It extracts features from malicious URLs and normal URLs, expresses the features as vectors, and uses multiple machine learning to differentiate malicious and normal URLs for features.
This project uses multiple machine learning algorithms to detect malicious URLs.Detects/detects malicious URLs when various URLs are input usingThe goal is to develop predictable algorithms. various machines Lexical results for normal and malicious URLs by targeting the learning algorithm. By analyzing the features, the final accuracy of about 96% was derived.
- Development Environment: Linux, Jupyter
- Development language: Python3
- About 430,000 normal URLs and 150,000 malicious URLs, using a total of 580,000 URL data.

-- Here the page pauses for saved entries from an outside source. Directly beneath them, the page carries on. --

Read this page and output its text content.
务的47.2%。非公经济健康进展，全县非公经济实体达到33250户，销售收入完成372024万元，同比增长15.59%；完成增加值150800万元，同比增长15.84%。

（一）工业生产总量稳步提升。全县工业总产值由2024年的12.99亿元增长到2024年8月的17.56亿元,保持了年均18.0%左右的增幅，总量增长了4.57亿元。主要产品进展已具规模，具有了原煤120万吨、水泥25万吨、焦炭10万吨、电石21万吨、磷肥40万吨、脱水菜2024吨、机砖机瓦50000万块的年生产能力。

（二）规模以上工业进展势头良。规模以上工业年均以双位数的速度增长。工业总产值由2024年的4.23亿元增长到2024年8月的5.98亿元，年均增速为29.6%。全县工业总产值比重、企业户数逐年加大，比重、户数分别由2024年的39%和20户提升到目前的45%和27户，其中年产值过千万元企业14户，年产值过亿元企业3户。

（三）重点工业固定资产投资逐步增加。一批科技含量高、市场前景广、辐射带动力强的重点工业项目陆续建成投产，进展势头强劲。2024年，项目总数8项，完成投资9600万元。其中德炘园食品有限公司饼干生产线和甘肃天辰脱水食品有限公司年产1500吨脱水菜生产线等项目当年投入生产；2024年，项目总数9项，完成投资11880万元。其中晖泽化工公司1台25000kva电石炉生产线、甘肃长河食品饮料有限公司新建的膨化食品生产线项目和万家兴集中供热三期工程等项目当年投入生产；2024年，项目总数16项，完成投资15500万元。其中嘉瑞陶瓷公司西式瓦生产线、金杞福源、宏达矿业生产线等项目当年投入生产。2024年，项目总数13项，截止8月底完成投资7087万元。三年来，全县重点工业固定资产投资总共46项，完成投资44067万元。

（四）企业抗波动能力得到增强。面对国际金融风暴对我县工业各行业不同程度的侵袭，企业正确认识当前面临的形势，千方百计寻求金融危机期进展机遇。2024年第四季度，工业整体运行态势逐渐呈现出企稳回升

- 80% of the given URL data is used in the train set to train the model, and 20% is used in the test set to evaluate the model's performance
- Based on 22 lexical features extracted from URLs, 8 machine learning algorithms are Create a malicious URL prediction model using
- By analyzing vocabulary characteristics for normal and malicious URLs targeting various machine learning algorithms, about 96% of accuracy was finally derived.
- Compared to the results derived from individual models, the probability of incorrectly predicting malignancy as normal and normal as malicious in multiple models decreases.
- By combining a large number of models, it could be confirmed that higher accuracy was maintained similarly when a specific model was included rather than higher results.